Review: iaf2016 / Imbalanced City of Sachin George Sebastian in the India Art Fair 2016/JohnyML
Artist Sachin George Sebastian snips a few bits off his usual paper art works to present something refreshingly new..reports JohnyML at the India Art Fair 2016..
The eighth edition of the India Art Fair (2016) had a few firsts of its kind; of which the most important was the reduction in size of both egos and works of art. Some artists took off from their usual modes and came up with refreshing expressions and definitely that impressed people to a great extent. Sachin George Sebastian’s name has been attached to the intricate structures that represent urban explosion of life and things, using paper (fashioned by a pair of scissors) as his predominant medium. This time he surprised the India Art Fair visitors with his eye fooling cube structure using digital images, stretched canvases on mount board and painterly techniques. Titled ‘Constructed Conversations’ this semi-relief work is like an intricate jaali from the Mughal period, and is a part of the sponsored projects of the IAF and is presented by the Delhi based ‘Exhibit 320’.
From a distance ‘Constructed Conversations’ look like a rectangular ‘cube’ jutting out of the wall. Different locations from which the work is viewed present a different perspective of the work. Though it looks like the lattice work on a traditional jaali, a deeper look reveals that there is a fair amount of asymmetry, carefully created by the artist. The constant dislocating feeling makes the viewer find a more comfortable location to view the work. The more one goes closer the more one loses perspective and finds only pixellations and the more one moves away from the work, the more one gets a ‘visual idea’ about the work. But the work fools the viewer and also escapes the grip of their comprehension by throwing a new challenge. The visual fullness is not the meaning of this work. Neither does the intricate detail prove the ‘thingness of the work’. Then what exactly is it?

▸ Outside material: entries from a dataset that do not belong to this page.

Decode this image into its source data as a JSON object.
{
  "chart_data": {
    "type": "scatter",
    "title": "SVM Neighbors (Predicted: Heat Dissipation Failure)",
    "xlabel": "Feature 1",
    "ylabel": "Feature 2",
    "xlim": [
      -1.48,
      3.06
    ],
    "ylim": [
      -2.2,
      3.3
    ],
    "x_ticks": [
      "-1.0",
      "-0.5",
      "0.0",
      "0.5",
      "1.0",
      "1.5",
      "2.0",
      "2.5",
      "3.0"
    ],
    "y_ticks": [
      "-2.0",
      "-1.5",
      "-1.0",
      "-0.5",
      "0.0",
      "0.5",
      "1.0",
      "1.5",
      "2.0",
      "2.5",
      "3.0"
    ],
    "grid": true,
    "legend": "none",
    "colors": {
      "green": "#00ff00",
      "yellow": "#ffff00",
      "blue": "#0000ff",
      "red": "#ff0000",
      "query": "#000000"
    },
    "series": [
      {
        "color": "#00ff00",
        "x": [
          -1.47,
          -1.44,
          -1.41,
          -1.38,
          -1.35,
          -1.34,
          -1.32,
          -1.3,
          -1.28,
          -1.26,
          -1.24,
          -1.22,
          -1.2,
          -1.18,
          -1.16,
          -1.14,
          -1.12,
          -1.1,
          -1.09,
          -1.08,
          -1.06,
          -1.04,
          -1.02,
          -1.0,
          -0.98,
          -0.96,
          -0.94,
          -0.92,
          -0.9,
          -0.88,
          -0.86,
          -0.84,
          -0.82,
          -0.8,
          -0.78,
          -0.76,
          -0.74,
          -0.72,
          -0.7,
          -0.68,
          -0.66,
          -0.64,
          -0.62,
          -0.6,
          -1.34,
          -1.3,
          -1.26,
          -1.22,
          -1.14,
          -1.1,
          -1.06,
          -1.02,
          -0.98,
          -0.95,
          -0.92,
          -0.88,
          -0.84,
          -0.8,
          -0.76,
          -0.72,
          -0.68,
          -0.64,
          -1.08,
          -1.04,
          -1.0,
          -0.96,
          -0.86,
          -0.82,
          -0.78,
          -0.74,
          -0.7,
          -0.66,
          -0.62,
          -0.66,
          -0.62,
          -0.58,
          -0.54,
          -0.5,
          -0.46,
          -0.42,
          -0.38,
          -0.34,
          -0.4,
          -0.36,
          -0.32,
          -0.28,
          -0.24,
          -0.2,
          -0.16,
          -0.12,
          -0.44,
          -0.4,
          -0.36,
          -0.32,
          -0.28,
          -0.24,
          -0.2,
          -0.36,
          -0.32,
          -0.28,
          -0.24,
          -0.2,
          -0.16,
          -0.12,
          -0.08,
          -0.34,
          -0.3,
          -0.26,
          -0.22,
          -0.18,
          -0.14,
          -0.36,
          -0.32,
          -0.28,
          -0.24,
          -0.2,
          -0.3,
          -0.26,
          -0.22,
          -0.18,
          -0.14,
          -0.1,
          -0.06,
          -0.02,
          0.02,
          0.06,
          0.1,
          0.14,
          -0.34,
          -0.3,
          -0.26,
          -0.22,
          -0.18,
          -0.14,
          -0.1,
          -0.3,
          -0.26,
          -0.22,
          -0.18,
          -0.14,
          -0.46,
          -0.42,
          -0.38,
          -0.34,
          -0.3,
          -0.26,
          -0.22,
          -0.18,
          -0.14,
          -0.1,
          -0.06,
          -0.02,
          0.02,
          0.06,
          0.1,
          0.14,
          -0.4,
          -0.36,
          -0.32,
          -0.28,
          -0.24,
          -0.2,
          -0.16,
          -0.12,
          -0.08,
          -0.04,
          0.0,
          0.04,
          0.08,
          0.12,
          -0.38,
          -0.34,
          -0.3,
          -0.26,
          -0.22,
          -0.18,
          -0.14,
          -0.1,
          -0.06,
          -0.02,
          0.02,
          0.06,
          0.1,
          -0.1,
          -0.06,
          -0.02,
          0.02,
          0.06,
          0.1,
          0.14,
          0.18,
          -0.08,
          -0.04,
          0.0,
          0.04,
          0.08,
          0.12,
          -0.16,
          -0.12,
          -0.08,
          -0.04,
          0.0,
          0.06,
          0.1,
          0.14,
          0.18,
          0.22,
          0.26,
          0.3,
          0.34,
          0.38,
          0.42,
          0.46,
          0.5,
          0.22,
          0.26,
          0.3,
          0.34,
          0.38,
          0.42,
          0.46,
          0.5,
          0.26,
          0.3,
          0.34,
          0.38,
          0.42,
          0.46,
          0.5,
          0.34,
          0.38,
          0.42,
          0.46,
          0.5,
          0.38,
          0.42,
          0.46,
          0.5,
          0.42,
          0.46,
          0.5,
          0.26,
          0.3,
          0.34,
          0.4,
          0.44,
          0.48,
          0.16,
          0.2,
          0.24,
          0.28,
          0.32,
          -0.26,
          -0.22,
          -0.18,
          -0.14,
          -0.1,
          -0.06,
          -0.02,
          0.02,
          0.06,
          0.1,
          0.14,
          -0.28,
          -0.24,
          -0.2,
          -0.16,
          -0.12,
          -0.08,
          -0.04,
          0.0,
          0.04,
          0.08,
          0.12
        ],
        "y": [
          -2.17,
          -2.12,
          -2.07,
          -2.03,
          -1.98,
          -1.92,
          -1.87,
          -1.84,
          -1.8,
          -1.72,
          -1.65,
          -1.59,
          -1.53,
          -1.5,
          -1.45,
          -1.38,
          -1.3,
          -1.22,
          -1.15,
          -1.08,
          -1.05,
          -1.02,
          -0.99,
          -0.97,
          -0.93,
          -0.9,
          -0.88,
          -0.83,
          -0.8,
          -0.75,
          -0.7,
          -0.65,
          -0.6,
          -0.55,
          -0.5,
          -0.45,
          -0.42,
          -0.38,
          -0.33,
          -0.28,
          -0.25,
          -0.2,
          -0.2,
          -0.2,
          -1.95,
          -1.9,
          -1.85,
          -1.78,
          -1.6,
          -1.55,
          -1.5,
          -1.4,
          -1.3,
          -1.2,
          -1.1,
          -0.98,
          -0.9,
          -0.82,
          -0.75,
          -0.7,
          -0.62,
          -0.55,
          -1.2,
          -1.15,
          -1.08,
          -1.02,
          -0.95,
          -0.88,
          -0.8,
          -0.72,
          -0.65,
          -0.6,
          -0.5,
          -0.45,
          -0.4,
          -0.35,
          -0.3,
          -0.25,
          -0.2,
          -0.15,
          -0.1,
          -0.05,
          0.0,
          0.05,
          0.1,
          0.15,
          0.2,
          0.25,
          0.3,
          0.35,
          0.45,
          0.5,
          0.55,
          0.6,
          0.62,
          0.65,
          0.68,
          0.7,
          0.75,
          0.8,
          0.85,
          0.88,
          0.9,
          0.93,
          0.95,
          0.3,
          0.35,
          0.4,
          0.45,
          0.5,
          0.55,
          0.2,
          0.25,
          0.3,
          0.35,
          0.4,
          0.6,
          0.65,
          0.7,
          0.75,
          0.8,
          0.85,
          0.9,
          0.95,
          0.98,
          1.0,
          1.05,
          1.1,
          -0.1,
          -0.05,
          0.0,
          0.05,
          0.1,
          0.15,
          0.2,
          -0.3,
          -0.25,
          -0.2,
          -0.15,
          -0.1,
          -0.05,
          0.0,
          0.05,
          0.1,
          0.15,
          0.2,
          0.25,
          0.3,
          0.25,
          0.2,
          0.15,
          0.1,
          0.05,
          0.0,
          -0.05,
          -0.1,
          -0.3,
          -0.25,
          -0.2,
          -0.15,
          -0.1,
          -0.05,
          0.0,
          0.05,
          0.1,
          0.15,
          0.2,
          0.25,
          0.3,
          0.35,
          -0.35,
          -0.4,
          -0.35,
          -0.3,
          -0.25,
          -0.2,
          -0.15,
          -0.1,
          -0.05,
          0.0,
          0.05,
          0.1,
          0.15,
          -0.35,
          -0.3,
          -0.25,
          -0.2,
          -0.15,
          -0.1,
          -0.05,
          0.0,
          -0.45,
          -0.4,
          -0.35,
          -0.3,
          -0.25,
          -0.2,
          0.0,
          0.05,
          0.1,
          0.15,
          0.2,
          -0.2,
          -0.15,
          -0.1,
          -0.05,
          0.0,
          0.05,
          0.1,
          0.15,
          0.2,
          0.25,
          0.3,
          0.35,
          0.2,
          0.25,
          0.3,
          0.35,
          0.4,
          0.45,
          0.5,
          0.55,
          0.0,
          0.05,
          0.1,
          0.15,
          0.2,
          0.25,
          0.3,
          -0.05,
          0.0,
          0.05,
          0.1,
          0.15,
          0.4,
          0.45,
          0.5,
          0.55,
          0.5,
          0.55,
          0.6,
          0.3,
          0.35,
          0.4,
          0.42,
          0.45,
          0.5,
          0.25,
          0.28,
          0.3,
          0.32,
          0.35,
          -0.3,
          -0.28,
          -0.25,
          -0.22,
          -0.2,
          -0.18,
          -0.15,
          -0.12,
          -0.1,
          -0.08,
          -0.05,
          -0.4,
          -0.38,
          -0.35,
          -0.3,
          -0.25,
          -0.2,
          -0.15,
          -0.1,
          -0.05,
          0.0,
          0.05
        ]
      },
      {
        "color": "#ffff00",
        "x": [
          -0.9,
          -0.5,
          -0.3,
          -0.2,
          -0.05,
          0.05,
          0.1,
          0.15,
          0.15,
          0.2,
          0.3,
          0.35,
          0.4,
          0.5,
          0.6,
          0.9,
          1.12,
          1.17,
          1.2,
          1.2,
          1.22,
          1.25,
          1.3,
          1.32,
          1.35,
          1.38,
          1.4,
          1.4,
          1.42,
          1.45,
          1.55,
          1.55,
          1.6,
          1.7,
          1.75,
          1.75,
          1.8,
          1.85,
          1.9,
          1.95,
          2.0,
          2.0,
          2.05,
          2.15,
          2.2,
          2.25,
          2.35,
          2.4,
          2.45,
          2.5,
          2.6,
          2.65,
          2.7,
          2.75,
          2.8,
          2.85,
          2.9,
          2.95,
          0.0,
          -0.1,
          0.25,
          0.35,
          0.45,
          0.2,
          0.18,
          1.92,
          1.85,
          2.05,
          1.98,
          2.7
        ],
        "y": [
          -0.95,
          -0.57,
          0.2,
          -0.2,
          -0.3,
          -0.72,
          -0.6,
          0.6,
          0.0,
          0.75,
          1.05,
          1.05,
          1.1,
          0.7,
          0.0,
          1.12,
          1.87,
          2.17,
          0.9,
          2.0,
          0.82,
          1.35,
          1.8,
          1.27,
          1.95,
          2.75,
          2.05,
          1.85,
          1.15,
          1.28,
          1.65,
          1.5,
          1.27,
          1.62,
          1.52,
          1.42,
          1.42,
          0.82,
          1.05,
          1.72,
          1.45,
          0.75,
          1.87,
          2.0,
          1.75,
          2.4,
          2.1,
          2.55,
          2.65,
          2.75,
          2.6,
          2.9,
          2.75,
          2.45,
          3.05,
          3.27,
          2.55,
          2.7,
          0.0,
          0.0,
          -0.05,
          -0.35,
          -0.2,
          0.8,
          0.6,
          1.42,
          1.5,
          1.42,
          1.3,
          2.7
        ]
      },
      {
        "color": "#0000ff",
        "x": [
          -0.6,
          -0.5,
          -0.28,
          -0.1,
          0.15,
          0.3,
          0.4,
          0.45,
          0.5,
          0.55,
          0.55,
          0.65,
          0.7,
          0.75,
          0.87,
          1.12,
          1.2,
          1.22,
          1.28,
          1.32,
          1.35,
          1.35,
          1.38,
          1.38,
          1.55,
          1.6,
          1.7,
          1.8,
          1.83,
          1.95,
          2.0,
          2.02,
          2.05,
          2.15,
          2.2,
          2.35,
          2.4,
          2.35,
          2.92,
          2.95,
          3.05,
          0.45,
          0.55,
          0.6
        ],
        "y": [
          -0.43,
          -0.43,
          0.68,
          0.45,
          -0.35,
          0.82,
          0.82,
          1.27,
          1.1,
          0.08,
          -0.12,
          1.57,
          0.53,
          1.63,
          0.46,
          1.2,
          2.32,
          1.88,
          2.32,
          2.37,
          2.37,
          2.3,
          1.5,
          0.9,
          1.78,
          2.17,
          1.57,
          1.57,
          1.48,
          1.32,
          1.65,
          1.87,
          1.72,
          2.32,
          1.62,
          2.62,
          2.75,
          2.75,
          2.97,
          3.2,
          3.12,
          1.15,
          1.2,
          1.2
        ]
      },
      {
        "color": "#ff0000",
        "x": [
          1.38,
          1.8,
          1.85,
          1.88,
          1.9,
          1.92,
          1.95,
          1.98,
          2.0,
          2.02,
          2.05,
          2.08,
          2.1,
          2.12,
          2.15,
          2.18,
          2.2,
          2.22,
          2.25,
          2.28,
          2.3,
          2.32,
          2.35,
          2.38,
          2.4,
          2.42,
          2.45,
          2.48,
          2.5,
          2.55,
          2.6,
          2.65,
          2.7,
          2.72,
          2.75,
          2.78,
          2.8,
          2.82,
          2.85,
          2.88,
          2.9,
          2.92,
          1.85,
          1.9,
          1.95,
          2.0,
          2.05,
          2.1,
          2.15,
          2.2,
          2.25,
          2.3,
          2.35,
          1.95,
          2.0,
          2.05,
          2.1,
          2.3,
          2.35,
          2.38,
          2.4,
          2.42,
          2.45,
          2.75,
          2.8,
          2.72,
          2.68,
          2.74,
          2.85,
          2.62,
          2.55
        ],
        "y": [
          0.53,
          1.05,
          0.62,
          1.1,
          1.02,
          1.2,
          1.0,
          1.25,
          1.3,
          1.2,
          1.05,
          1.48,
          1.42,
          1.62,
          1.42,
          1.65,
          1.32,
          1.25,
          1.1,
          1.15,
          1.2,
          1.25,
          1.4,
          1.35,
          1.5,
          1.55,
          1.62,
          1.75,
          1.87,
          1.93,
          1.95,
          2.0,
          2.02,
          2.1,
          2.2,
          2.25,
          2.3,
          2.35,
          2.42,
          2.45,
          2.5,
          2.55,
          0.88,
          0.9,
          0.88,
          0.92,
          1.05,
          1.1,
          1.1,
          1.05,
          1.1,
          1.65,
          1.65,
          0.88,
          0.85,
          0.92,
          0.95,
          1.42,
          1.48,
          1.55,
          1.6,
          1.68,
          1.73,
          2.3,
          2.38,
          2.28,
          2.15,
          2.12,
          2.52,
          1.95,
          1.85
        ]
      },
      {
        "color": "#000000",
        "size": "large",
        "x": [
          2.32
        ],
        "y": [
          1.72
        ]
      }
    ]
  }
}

Sachin George Sebastian, a NID graduate who is a paper artist, graphic designer and ‘constructivist’ of sort, smiles at that question. According to him, ‘constructed conversation’ is the truth of our times. Nothing is natural; everything is consciously constructed. Right from the personal image (self image of a person as seen in selfies) to the images that one forms about the surroundings, everything is constructed with a particular aim to generate a desired meaning. Perhaps, in Sachin’s work, he goes against the grain of time. He just wants to point out that this is the truth of our times; the desire to make meaning out of constructed realities. In fact, his work does not give away any particular meaning. The very act of making such a ‘construction’ itself is a meaning for the artist.
One could see history converging with the contemporary times in this work of Sachin George Sebastian as the apparent Mughal (traditional) architectural feel is dominant with the images, absolutely abstracted but as we are visually tuned to the technological innovations of our times, they look like google maps seen in our GPS systems. “But it is not google map,” Sachin says with a gentle smile. He has done some small acts of rebellion by photographing Delhi’s cityscape from a flight while it was making a landing at the Delhi airport. This photograph constitutes the basis of the image in this work. This unclear image is replicated a hundred times using digital multiplication (photoshop) and employed to cover the entire surface of the work giving it a floral pattern. It is almost like the manufactured crowd in a political rally using photoshop as a tool to replicate the same photograph. Not only consent is manufactured but reality could also be manufactured in that way.
This could have been on the straight stretched canvas on mount board. But Sachin cuts them into pieces to give a feel of the arches of an architectural structure. But he never repeats one pattern of cut anywhere else in the work so that the work looks indefinitely unfinished though the totality gives a very perfect illusionary cube jutting out of the wall. Sachin perhaps is telling us about the cities as ‘work in progress’. The asymmetry does not give a feeling of imbalance. On the contrary the very asymmetry adds a sort of ‘balance’ to the work. May be that’s how the cities function today; they are imbalanced by class, caste, religion, gender, economics and so on so forth but yet they look balanced in everything. This is a false take of/on reality when it comes to the city governance. But that’s how cities are ‘balanced’. If there are no disparities how can a city ever be a city? This is the truth that an intelligent viewer takes away from the work of Sachin George Sebastian.
Why Sachin left paper cutting? He says that a visit to Switzerland for a short term residency was in a way refreshing for him. “My views changed when I was in Zurich. It is not that I have left paper completely. But I think there is a need to talk about the reality using different means,” observes Sachin. Let’s wish him all the best.